Libero logo

Rifiuti: Clini, a Casaccia situazione non ottimale, serve sito permanente

domenica 17 febbraio 2013
2' di lettura

Roma, 14 feb. - (Adnkronos) - "Il tema della Casaccia non sta tanto nel fatto che li' ci sia un deposito temporaneo di rifiuti radioattivi, perche' e' gestito in sicurezza, quanto nel fatto che e' l'immagine di un Paese che non sa scegliere". Cosi' il ministro dell'Ambiente Corrado Clini, ospite oggi in diretta di 'Adnkronos Dibattiti', commenta la situazione dei rifiuti radioattivi nel deposito Nucleco all'interno del centro ricerche Enea di Casaccia, alle porte di Roma. Deposito che, pensato a suo tempo come temporaneo, oggi raccoglie 6.600 metri cubi di rifiuti radioattivi, di cui 2000 metri cubi di origine nucleare. Per Clini "e' ovvio che quella non e' la sistemazione ottimale.
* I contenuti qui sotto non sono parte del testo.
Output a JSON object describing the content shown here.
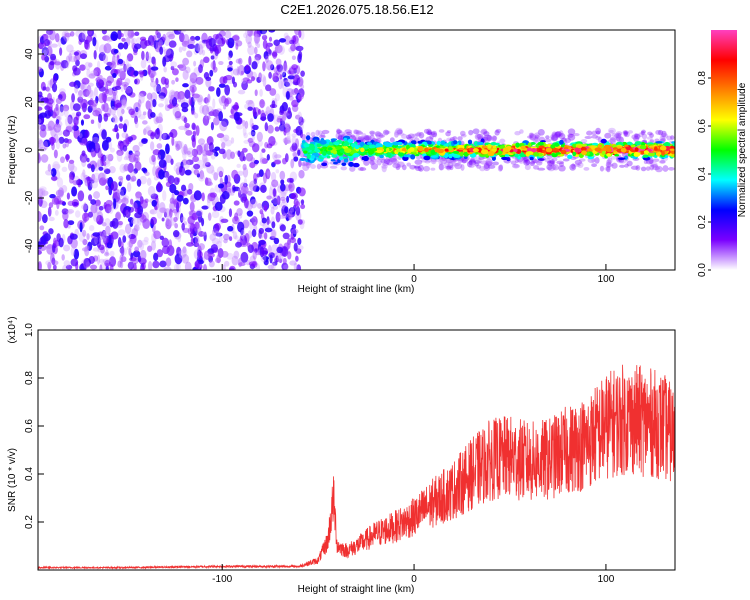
{
  "title": "C2E1.2026.075.18.56.E12",
  "chart_data": [
    {
      "type": "heatmap",
      "xlabel": "Height of straight line (km)",
      "ylabel": "Frequency (Hz)",
      "xlim": [
        -196,
        136
      ],
      "ylim": [
        -50,
        50
      ],
      "xticks": [
        -100,
        0,
        100
      ],
      "yticks": [
        -40,
        -20,
        0,
        20,
        40
      ],
      "colorbar": {
        "label": "Normalized spectral amplitude",
        "range": [
          0,
          1
        ],
        "ticks": [
          0.0,
          0.2,
          0.4,
          0.6,
          0.8
        ],
        "tick_labels": [
          "0.0",
          "0.2",
          "0.4",
          "0.6",
          "0.8"
        ],
        "colormap": [
          "#ffffff",
          "#7a00ff",
          "#0000ff",
          "#00ffff",
          "#00ff00",
          "#ffff00",
          "#ff8000",
          "#ff0000",
          "#ff40c0"
        ]
      },
      "regions": [
        {
          "x_from": -196,
          "x_to": -58,
          "description_level": "noise",
          "amplitude_range": [
            0.0,
            0.2
          ]
        },
        {
          "x_from": -58,
          "x_to": 136,
          "freq_center": 0,
          "freq_halfwidth": 4,
          "amplitude_range": [
            0.2,
            1.0
          ]
        }
      ]
    },
    {
      "type": "line",
      "xlabel": "Height of straight line (km)",
      "ylabel": "SNR (10 * v/v)",
      "y_multiplier": "(x10⁴)",
      "xlim": [
        -196,
        136
      ],
      "ylim": [
        0,
        1.0
      ],
      "xticks": [
        -100,
        0,
        100
      ],
      "yticks": [
        0.2,
        0.4,
        0.6,
        0.8,
        1.0
      ],
      "color": "#f03030",
      "series": [
        {
          "x": [
            -196,
            -150,
            -100,
            -60,
            -50,
            -45,
            -42,
            -40,
            -35,
            -30,
            -20,
            -10,
            0,
            10,
            20,
            30,
            40,
            50,
            60,
            70,
            80,
            90,
            100,
            110,
            120,
            130,
            136
          ],
          "values": [
            0.01,
            0.01,
            0.015,
            0.015,
            0.04,
            0.12,
            0.3,
            0.1,
            0.08,
            0.1,
            0.15,
            0.18,
            0.22,
            0.28,
            0.33,
            0.4,
            0.46,
            0.47,
            0.45,
            0.46,
            0.5,
            0.53,
            0.6,
            0.63,
            0.62,
            0.6,
            0.55
          ]
        }
      ]
    }
  ]
}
La sistemazione ottimale, come in tutti i Paesi europei, e' quella di un sito nazionale controllato e permanente". Ma sull'individuazuione di questo sito, la partita in Italia e' ancora aperta. "Abbiamo ancora aperta in Italia l'individuazione del sito per il deposito nazionale e, oltre alla Casaccia, abbiamo una quantita' di rifiuti che e' stata esportata all'estero, in Francia e in Gran Bretagna, che ci costano un sacco di soldi e che dovremmo far ritornare indietro per gestirli nel nostro deposito nazionale", ricorda il ministro. "Si tratta - aggiunge - di una questione rappresentativa della situazione italiana perche' nel corso degli ultimi 20 anni l'Italia si e' abituata a pensare che le scelte impegnative, in particolare quelle che riguardano la gestione dei rifiuti, possono essere affrontate semplicemente delegandole ad altri". Quello italiano, secondo Clini, "e' un caso unico in Europa perche' Germania, Spagna, Svizzera, Austria Gra Bretagna e Francia non hanno bisogno di ricorrere all'esportazione dei rifiuti per risolvere in maniera positiva la gestione di queste che sono le code delle attivita' industriali, energetiche e in campo sanitario".